Question:
Solve: $$\frac{5x-6}{x+6}<1$$
My attempt:
$$\frac{5x-6-x-6}{x+6}<0$$ $$\Rightarrow \frac{4x-12}{x+6}<0$$ $$\Rightarrow \frac{x-3}{x+6}<0$$ $$\Rightarrow (x-3)(x+6) < 0$$
Thus, it implies that the answer is $-6 < x < 3$. However, in my textbook, it is given as wrong answer.
Can please someone tell what is the correct procedure for this.
Thanks.
On
Hint: There are two cases, either $x < -6$ or $x > -6$. You can multiply both sides of the inequality by $x + 6$ and depending on which case you are considering, either it will reverse the inequality or leave it intact.

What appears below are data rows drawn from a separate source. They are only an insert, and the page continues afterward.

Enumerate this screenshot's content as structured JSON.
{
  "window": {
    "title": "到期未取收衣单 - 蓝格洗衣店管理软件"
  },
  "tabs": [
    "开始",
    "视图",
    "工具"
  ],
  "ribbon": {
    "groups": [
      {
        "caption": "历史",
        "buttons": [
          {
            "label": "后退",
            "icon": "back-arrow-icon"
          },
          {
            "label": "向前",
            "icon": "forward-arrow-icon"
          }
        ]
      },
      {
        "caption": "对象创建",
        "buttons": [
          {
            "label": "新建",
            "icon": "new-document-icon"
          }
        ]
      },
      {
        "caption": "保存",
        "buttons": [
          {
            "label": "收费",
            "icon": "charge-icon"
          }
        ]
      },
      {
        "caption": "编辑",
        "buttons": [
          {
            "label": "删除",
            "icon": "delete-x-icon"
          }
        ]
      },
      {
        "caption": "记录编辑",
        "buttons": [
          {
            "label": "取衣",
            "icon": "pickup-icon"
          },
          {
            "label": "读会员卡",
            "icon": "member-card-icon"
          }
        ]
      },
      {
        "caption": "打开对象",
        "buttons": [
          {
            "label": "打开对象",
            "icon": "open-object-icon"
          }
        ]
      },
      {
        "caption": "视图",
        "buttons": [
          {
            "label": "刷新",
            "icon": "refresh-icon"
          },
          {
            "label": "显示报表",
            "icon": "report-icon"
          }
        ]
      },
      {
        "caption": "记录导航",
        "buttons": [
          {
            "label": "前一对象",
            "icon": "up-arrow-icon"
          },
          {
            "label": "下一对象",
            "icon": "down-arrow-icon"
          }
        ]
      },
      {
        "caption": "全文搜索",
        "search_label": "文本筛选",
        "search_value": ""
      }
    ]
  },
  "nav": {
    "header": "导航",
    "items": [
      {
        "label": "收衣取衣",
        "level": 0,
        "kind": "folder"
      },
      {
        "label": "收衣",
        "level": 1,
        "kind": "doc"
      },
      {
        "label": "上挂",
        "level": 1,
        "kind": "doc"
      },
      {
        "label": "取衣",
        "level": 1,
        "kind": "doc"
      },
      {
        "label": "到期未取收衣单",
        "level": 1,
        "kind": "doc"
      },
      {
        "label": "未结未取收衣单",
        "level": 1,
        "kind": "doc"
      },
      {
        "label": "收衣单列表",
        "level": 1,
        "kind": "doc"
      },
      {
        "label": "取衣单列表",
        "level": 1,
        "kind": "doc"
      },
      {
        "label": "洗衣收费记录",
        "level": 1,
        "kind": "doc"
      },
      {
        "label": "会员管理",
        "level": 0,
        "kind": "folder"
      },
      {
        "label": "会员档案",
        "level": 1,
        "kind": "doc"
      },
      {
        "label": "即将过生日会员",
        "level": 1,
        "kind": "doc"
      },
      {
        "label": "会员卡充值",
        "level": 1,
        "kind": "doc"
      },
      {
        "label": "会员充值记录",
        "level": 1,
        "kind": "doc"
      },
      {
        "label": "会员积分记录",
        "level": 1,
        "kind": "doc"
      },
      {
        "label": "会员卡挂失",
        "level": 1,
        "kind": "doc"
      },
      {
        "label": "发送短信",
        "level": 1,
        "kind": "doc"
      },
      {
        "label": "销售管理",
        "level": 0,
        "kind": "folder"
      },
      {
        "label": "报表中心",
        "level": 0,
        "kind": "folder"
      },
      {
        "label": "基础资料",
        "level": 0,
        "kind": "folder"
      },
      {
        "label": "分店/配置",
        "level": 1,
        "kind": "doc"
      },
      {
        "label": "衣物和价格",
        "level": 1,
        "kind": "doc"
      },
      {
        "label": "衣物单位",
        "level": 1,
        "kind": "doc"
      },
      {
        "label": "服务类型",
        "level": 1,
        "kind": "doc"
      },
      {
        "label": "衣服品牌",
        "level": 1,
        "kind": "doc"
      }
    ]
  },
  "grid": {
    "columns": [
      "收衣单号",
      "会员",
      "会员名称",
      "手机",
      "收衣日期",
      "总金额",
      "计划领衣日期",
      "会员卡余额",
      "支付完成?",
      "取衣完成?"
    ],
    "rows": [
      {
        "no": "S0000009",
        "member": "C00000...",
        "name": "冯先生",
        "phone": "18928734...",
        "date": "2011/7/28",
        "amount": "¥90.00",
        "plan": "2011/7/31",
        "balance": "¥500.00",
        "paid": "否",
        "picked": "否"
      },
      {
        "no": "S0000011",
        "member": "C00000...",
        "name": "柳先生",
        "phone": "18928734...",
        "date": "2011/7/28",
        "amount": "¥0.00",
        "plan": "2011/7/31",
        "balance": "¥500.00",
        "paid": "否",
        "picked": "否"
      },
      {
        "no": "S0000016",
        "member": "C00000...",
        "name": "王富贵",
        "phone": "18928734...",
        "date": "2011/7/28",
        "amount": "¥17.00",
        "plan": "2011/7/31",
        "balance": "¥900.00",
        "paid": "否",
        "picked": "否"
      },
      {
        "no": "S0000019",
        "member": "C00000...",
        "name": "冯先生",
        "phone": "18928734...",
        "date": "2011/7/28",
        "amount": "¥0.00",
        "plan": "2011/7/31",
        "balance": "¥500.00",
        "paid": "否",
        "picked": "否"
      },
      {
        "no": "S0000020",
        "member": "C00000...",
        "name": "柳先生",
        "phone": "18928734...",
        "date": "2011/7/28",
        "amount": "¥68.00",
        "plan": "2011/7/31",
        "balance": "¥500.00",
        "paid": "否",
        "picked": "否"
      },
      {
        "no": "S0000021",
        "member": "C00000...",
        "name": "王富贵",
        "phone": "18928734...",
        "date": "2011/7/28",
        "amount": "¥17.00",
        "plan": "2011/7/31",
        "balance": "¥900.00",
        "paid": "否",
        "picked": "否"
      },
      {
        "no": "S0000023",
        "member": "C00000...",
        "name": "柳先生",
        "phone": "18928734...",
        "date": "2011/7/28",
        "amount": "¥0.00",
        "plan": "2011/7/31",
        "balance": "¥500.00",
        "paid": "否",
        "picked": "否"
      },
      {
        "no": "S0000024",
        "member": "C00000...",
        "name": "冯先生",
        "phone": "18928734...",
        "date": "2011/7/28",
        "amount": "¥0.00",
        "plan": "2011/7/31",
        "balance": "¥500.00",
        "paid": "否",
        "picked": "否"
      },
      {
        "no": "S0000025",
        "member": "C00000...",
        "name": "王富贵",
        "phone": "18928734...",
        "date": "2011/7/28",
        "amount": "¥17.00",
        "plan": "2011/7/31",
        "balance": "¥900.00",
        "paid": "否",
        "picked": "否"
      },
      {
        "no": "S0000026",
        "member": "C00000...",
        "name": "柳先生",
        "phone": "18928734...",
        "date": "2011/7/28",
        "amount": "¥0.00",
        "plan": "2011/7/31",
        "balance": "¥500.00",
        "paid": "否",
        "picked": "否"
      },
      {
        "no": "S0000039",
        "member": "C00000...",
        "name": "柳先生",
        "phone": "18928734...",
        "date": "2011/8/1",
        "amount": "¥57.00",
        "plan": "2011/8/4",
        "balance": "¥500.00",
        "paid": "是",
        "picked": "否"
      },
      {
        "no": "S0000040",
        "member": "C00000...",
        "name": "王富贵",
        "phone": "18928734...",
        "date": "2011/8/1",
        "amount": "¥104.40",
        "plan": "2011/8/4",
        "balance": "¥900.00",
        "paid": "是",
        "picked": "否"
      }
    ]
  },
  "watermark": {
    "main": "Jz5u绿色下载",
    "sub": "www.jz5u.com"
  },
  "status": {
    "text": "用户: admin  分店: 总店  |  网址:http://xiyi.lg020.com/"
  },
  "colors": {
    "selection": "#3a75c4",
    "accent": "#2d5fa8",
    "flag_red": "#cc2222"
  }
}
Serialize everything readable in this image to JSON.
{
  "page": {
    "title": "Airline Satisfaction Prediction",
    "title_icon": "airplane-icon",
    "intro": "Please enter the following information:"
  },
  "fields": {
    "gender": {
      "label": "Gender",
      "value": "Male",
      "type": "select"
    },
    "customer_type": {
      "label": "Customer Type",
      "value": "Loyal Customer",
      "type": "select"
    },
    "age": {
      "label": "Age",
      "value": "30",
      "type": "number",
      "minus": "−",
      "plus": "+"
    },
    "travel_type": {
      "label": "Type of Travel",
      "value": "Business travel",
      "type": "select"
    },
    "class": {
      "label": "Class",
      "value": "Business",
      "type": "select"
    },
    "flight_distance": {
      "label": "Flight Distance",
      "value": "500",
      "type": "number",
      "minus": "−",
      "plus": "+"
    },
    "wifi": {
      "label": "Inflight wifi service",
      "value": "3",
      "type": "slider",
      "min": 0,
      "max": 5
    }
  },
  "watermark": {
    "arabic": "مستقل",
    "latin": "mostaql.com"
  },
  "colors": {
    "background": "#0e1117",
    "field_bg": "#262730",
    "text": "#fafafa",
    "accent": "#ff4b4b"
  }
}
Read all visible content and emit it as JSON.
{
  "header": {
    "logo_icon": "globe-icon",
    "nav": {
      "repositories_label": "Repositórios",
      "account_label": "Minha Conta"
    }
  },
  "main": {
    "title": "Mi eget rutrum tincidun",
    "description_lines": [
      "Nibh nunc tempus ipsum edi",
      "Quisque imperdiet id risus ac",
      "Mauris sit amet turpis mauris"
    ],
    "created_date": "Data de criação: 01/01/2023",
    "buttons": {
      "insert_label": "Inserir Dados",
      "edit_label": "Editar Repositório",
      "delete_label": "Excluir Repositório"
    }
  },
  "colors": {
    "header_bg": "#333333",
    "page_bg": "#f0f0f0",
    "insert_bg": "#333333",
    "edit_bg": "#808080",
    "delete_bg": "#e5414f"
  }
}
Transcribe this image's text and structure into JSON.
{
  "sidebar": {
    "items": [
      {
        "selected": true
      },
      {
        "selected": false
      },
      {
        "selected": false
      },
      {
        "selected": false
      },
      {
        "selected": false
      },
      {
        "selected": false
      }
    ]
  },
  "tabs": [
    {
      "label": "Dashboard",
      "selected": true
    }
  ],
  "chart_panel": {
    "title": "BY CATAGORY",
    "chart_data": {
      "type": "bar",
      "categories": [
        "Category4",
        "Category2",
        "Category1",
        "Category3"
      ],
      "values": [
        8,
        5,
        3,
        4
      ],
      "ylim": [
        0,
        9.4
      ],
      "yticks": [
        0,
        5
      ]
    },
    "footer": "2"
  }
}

Then you can rewrite the inequality with $x$ on one side and a number on the other side by adding/subtracting/dividing.
If you're really unsure when something like that happens, you can always graph your rational function. But consider that in $ \ \frac{x-3}{x+6} \ $ , there is a vertical asymptote at $ \ x \ = \ -6 \ $ and an $ \ x-$ intercept at $ \ x = 3 \ $ . So the real numbers are divided into intervals by these points, $ \ x \ < \ -6 \ , \ -6 \ < \ x \ < \ 3 \ , $ and $ \ x \ > \ 3 \ $ . Also, your rational function has a horizontal asymptote of $ \ y \ = \ 1 \ $ .
So the function is positive for "a lot" of the real numbers to start with. We can also use what we know about working with signed numbers. For large negative numbers, both the numerator and denominator are negative, and for large positive numbers, they are both positive. So for $ \ x \ < \ -6 \ $ and $ \ x \ > \ 3 \ $ , we can conclude that the ratio is positive. It will only be in the interval $ \ -6 \ < \ x \ < \ 3 \ $ that the numerator is negative, while the denominator is positive, so the ratio is negative in this interval.
So you are correct. Large introductory course textbook answers can be wrong anywhere from about $ \ \frac{1}{3} $ % to $ \ 2 $ % of the time, depending upon how carefully the submitted answers (of multiple authorship) have been combed through...